Actions against Foreign Priests
In July 2015, Belarusian border guards denied entry to the U.S.-based Archbishop of the Belarusian Autocephalous Orthodox Church. In December 2015, the government denied entry to two Polish Catholic priests invited by the church to work in Belarus. The Catholic Bishops Conference has noted publicly the increased difficulty their priests face in receiving official permission to enter Belarus. In February 2016, Plenipotentiary Gulyako was publicly critical of Catholic priests' "destructive" activity and also criticized the Catholic Church for its alleged failings in training clergy. According to Forum 18, the Plenipotentiary's Office impeded the required registration for the Catholic Theological Academy that remains under construction in Minsk. The Conference of Catholic Bishops observed that training of clergy is an internal issue and noted there are 19 students in Catholic seminaries in Belarus and abroad.

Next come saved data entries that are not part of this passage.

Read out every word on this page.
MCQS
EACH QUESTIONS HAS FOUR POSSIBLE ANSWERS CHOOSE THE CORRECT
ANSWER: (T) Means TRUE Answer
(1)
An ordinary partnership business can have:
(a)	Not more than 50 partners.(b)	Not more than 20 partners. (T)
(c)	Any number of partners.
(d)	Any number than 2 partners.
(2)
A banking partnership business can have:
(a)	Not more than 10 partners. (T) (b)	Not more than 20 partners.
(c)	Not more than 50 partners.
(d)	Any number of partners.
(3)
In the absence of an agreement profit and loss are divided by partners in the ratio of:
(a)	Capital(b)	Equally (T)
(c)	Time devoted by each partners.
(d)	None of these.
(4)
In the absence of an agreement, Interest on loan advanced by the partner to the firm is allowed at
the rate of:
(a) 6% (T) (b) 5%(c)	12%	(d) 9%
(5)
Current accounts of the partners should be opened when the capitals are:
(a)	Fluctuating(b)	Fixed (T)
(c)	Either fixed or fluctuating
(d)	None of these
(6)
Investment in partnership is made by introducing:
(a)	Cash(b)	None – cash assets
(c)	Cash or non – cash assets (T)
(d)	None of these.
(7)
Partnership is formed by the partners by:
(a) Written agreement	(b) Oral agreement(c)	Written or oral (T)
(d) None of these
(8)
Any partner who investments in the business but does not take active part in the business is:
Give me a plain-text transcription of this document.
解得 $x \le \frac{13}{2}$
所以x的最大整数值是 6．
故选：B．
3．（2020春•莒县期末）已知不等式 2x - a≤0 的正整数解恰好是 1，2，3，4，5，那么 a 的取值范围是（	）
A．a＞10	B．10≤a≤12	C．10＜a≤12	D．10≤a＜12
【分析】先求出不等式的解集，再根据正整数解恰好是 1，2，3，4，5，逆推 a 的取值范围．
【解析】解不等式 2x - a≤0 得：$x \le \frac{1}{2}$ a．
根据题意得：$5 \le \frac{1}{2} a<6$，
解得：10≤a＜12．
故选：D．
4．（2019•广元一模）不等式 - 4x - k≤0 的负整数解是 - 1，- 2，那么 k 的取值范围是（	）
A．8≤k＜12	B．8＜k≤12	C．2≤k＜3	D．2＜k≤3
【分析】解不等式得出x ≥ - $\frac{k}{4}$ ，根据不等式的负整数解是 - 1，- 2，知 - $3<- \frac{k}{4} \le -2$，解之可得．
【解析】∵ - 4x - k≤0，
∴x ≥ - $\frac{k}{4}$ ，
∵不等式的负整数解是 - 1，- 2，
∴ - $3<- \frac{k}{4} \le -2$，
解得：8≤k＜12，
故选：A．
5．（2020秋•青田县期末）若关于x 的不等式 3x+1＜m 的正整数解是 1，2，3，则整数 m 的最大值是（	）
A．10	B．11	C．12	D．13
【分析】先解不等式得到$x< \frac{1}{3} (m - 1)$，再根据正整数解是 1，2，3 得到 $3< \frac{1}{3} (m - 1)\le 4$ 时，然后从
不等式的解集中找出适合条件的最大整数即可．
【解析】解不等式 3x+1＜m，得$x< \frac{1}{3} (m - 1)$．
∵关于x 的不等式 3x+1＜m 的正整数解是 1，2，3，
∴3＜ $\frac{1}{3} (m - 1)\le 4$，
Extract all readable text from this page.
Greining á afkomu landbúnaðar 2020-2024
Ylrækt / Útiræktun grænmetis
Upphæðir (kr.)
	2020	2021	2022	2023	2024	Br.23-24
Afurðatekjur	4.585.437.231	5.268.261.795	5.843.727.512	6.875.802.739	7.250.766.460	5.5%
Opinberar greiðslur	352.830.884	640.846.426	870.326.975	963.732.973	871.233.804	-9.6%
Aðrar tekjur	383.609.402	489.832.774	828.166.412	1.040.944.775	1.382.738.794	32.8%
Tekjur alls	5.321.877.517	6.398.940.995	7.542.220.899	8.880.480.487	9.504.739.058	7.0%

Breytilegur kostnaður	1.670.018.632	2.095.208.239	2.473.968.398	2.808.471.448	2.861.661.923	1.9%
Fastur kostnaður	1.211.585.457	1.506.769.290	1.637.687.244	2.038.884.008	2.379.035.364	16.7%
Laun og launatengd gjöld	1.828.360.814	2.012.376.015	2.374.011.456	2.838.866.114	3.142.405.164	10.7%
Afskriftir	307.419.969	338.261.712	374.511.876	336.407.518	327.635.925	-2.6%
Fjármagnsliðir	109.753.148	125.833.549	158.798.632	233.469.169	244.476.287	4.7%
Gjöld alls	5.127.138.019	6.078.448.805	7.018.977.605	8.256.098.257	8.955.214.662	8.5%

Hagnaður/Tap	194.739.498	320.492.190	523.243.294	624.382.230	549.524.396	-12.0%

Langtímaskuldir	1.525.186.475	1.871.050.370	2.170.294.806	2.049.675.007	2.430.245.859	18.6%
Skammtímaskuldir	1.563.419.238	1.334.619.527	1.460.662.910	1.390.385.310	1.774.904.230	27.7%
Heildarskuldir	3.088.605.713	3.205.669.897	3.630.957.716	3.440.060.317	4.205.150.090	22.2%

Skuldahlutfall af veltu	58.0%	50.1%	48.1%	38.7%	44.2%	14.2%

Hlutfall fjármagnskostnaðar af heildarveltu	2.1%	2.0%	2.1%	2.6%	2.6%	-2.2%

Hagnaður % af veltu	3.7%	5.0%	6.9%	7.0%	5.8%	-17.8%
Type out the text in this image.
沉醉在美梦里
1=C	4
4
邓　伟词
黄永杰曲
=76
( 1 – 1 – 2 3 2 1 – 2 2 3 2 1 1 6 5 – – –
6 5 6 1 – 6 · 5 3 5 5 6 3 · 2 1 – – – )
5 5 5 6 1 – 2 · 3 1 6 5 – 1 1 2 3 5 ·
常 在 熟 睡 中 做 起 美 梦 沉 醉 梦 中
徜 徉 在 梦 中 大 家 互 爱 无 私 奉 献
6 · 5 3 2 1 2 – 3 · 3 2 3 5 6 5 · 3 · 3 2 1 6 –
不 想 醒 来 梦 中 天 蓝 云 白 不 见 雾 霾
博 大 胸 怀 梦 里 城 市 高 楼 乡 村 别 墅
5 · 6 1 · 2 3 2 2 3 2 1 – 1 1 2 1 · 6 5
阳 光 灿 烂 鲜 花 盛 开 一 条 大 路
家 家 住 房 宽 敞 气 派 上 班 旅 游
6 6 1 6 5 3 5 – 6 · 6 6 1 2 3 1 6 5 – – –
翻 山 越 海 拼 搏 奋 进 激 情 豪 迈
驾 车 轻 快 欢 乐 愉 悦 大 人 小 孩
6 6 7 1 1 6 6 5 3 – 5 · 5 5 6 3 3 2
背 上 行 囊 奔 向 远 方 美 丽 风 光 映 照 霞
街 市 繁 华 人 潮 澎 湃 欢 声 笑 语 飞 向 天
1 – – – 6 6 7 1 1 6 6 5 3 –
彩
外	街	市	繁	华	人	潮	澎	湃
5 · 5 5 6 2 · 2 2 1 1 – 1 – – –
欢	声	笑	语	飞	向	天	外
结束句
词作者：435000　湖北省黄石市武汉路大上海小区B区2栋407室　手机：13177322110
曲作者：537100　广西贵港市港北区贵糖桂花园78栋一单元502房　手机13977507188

New Alternative Service Law
In June 2015, Belarus adopted its first Alternative Service Law, which will go into effect on July 1, 2016. Members of pacifist religious communities will be eligible for civilian alternative service, under the control of the Labor and Social Security Ministry, for a term that is twice as long as military service. The new law does not address the status of objectors from religious communities that are not formally pacifist or non-religious conscientious objectors. Young men already in military service cannot apply for alternative service if they change their views. As of September 2015, one Jehovah's Witness conscientious objector still faced conscription attempts, even though criminal and administrative charges against him were dropped. A second Jehovah's Witness conscientious objector was acquitted at his criminal trial.
Recommendations
After Russian forces invaded Ukraine in 2014, Belarus has hosted several high-level international meetings on the crisis. These meetings have included State Department representatives, even though the United States has not had an ambassador in Belarus since 2008. With such increased U.S. government engagement with Belarus, USCIRF recommends the State Department raise concerns about religious freedom and related human rights with Belarusian officials. In addition, the U.S. government should raise publicly Belarusian religious freedom violations at appropriate international fora, such as the OSCE and the UN, particularly the need to reform the religion law.